Translation: Patterson had to dial up more blitzes—on "60 or 70 percent" of TCU's defensive plays, according to linebacker Tank Carder, the game's defensive MVP. That hadn't been the Frogs' personality this season, but Patterson had no choice. "That's the only way you can be 50 pounds per man lighter and still slow those guys down," he said. The slanting and movement and blitzes would wrong-foot the Badgers, Patterson hoped, "because no one in the Big Ten really blitzes or moves or slants" with anywhere near the frequency or effectiveness of the Frogs. With a month to prepare, TCU's defenders had spent time in every practice preparing new blitzes.
At the first meeting after the Frogs learned that they were Pasadena-bound, Patterson told his players they would return from semester break on Dec. 24. They would practice the day before Christmas and the day after before flying to California. Some of the team's elder statesmen objected. Speaking for their teammates, they told the coach they wanted to come in on the 22nd. This was a team that had spent a year smarting from its lackluster performance in its previous appearance in a BCS bowl, last year's 17--10 loss to Boise State in the Fiesta.
"That drove us more than anything this season," says quarterback Andy Dalton. "We needed to get back to [a BCS bowl] and win it."
That wouldn't have happened without Dalton, who arrived on TCU's Fort Worth campus as an afterthought—he started only one full season at Katy (Texas) High—and will leave as the winningest quarterback in school history. Dalton's 42 victories are 13 more than Slingin' Sammy Baugh's.
While they differed in every other manner, TCU and Wisconsin fielded highly similar signal callers. Both Dalton and Tolzien are 6'3", both are seniors, both are often described as adept "managers" of the game. While Tolzien is more efficient—he came into the game leading the nation with an uncanny 74.3 completion percentage—Dalton is the better runner. In the biggest game of their careers, the major difference between them was that Dalton finished drives. He answered Wisconsin's opening field goal with a pretty 23-yard touchdown pass to wideout Bart Johnson. Then, near the end of the first quarter, Dalton's perfectly placed 44-yard pass into the outstretched hands of streaking wideout Josh Boyce set up TCU's second touchdown, a four-yard scamper by the quarterback.
The Frogs never did fully contain Wisconsin's rushing attack. (The Badgers ran for 226 yards.) But they disrupted it. "We knew they were gonna drive the ball on us," said Carder. "The key to surviving those blows was to make 'em kick field goals. Coach P told us all week if we could [do that] we could win the game." Indeed, in a game in which it had just eight possessions, Wisconsin attempted three field goals and made two.

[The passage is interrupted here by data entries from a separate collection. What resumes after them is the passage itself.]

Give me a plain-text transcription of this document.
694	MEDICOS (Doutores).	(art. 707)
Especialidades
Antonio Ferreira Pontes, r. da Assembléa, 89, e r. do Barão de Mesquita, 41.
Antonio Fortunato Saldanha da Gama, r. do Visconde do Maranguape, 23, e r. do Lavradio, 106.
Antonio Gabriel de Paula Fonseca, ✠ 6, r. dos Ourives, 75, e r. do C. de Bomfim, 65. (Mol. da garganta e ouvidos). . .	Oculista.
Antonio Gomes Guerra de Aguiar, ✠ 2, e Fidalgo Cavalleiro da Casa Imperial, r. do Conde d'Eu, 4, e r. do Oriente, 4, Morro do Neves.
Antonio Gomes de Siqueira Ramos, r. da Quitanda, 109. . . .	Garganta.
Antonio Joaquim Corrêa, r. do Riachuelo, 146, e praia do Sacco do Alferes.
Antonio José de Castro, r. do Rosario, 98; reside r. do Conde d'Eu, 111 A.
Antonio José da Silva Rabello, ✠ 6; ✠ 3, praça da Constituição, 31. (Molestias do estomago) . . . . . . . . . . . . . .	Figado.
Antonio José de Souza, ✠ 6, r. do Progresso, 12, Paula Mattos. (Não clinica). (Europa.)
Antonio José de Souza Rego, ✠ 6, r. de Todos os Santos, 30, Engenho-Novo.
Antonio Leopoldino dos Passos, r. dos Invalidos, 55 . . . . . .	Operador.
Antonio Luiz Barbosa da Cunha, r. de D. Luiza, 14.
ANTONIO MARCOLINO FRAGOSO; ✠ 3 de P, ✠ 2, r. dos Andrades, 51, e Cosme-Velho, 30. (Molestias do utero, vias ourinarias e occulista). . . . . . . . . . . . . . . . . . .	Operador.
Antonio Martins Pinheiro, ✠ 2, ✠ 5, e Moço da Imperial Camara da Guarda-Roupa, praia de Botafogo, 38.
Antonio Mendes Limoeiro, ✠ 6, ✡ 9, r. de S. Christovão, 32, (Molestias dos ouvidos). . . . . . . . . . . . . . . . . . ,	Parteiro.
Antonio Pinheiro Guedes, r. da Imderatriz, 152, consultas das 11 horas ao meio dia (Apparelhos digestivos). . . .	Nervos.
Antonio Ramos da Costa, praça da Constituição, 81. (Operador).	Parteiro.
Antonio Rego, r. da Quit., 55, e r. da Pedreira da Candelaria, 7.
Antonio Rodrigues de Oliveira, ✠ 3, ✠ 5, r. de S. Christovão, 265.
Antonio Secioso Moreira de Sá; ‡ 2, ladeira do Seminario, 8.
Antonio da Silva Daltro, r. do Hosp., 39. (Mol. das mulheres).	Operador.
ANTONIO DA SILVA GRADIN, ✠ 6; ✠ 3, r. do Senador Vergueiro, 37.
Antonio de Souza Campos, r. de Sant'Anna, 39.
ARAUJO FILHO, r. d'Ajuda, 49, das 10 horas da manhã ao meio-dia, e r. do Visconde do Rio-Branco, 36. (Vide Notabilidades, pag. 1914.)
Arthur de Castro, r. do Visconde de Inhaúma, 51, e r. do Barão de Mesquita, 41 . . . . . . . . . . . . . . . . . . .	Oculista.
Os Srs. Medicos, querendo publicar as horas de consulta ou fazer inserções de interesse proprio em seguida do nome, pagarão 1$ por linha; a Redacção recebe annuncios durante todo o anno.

Moments after emerging from the showers and pulling on his team-issued white warmups, Carder noticed a red stain blooming on the fabric just below his left knee. Rolling up the cuff of his pants, the junior from Sweeny, Texas, discovered that he was still bleeding from a cut high on his shin. "Whatever," he said, too spent to care. "It's all good."
Carder then held up his right arm to show another minor wound: a pebble-grained abrasion on the inside of his biceps. "That's where it hit me," he said.